Critical thinking makes us all very uncomfortable. Therefore, it is far too easy to choose the position that is most comfortable or the most self-serving, rather than the one that is the most reasonable. Contrary to what some think, preachers are not the only ones who occupy this self-serving comfort zone. In truth, the tendency affects us all, and to override it, we must work very hard at developing our critical thinking. So, when we learn through a process of critical thinking that we were mistaken about something, we must be willing to admit that until then our understanding had been defective. But, and here's the rub, this is a difficult thing for most of us to do. We don't want to change our beliefs or learn from someone else, as we have something invested in already being right. However, continuing in this attitude will hold us at the level of mere disagreement. Frankly, this is where some folks seem most comfortable; but not me. I believe critical thinking, if I learn to do it well, will permit me to engage in replacing, when necessary, less adequate beliefs with more productive ones. As I've already said, I believe this process is most beneficial when I engage in it well. This means that the critical thinker is like an athlete effectively engaged in the activities of his sport, while the disagreer is like a body builder, taking pride in the static features of his body, and not in how his body actually performs.

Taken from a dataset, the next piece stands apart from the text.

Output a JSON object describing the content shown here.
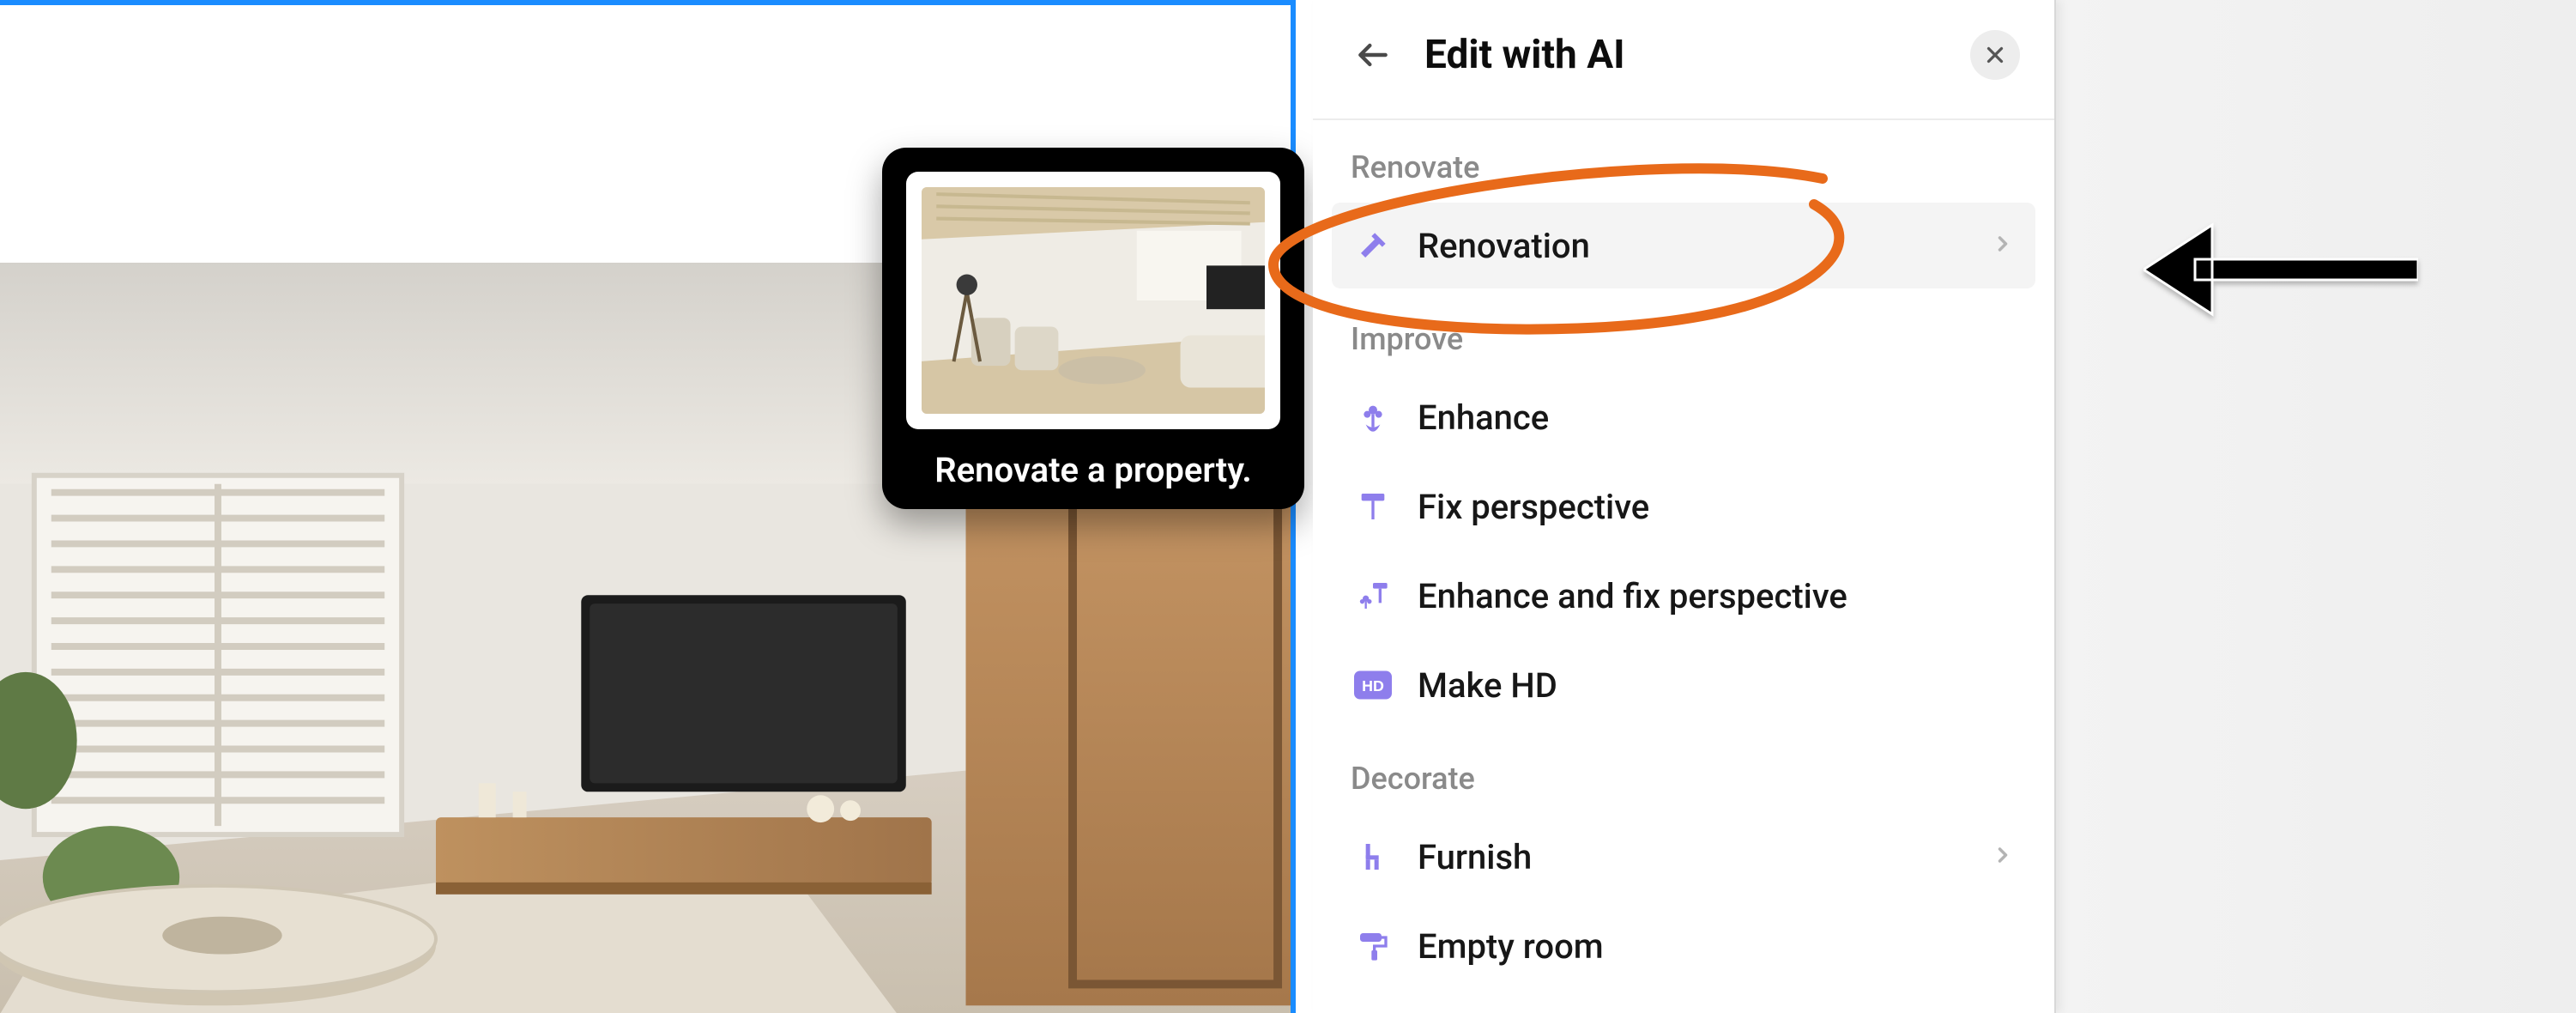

So, if you have come to this website with the object of "winning" by making your opponents look and sound bad, rather than the winning of new understanding by careful consideration of points made, then you will be sorely disappointed with what you encounter here. I make no apologies for any such disappointment.
Some think the solution is that we all just love one another, which certainly isn't wrong, in and of itself. In fact, God commands it. However, I'm sure that most of the participants in the dialogues found on this website believe themselves to have been operating under this principle. However, it is sobering to recognize that no one but God has the corner on love, and it really is impertinent of anyone to think otherwise. In order to disregard disagreements, some make a "unity in diversity" plea, which argues all roads lead to heaven. However, such seems to be nothing more than a complete sell-out to the idea of objective truth. It is for this reason that I reject most unity in diversity pleas.
In conclusion, we learn from the Bible that the apostle Paul "reasoned" with those with whom he disagreed, "explaining" and "demonstrating" the necessary things as he "persuaded" them (Acts 17:2). Should we not follow the same pattern?